Of course, Noburo had already begun to fall out of love with his idea of Ryuji as soon as Ryuji started doing ordinary things on land, showing up in public acting like just this guy, so once Noburo lets his friends persuade him he's the luckiest boy, maybe ever, because his father is dead, well, he's not going to welcome a stepfather with open arms, is he? No matter how happy his mother is to have Ryuji around. If Ryuji is sticking around with mom, Ryuji has given up his superhuman hero status forever, and he has chosen to do so like a chump. Uh oh.
Meanwhile, Noburo's mother, Fusako, really is very happy, for all that she was also extremely fortunate as women in 1950s/60s Japan went; she inherited a thriving imported clothing and accessories store when Noburo's father died, and has manifested as a talented businesswoman in her own right.
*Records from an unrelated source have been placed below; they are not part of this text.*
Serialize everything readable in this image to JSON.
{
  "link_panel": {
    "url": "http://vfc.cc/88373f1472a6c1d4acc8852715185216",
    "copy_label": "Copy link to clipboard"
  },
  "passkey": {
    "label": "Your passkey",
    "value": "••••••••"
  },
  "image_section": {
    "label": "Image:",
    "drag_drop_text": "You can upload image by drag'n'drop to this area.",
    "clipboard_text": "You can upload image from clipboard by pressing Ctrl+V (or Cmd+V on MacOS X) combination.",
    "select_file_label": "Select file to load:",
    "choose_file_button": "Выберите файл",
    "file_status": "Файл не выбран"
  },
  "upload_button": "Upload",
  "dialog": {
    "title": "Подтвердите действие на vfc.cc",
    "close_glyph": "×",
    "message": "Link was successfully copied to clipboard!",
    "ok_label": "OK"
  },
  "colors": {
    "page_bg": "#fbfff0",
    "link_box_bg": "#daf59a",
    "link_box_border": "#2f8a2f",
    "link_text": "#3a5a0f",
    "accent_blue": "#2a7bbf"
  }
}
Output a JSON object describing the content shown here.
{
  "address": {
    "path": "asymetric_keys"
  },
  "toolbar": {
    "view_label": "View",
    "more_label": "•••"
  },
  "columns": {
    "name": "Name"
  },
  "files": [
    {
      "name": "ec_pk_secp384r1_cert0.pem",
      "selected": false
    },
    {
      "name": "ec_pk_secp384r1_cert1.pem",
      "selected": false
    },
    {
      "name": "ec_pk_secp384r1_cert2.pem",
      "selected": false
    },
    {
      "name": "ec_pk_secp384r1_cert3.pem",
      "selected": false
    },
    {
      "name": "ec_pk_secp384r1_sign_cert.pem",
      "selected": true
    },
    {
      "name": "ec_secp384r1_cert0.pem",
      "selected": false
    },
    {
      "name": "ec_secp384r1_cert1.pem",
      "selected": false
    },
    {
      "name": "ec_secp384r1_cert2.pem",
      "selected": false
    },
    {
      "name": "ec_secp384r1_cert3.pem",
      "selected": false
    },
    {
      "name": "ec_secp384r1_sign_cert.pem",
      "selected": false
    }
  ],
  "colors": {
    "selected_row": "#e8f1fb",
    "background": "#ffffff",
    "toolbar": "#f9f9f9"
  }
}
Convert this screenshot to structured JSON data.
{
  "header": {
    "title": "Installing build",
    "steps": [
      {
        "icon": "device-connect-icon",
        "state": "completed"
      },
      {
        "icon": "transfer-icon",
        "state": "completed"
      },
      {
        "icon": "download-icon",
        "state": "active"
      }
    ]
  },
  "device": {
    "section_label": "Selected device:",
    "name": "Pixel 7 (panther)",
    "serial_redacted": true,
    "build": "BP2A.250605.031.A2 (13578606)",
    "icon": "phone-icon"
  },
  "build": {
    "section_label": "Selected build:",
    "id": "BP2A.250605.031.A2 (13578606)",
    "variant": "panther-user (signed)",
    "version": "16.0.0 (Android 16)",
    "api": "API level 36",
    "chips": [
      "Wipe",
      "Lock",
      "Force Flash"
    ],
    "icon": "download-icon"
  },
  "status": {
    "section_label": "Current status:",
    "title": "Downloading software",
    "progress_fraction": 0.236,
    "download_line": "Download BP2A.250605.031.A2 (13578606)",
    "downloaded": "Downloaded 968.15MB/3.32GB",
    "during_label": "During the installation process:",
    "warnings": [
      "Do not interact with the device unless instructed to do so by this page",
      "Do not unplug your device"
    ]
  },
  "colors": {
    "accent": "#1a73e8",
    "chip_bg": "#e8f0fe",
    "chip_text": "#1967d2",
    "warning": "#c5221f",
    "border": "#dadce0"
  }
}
The argument could be made that she would be giving up more than her son would if she took another husband, but Ryuji is enough of a stand-up guy not to have designs on sponging off her, taking over her business and shoving her to the background, or any of the other things we'd expect a shiftless sailor who showed up late on the scene to do. Ryuji is happy to wear the fine English tweed suits she gives him and to be her dutiful pupil in the import business, and is delighted to start calling Noburo son into the bargain. I mean, these two really lucked out, amirite?
But where would the drama be if they all just lived happily ever after, I ask you?
It all ends on a cliffhanger but the denouement of the last scene is pretty much assured; Mishima has just spared us the gory details, which after forcing us to watch what happens to the kitten already, gee, thanks Mr. Mishima. But it is nice to spend some time pondering if there is a way out that wasn't immediately apparent by the time Ryuji and the boys arrive at their destination and he settles down to tell them about his awesome life at sea. Should he maybe have stayed there?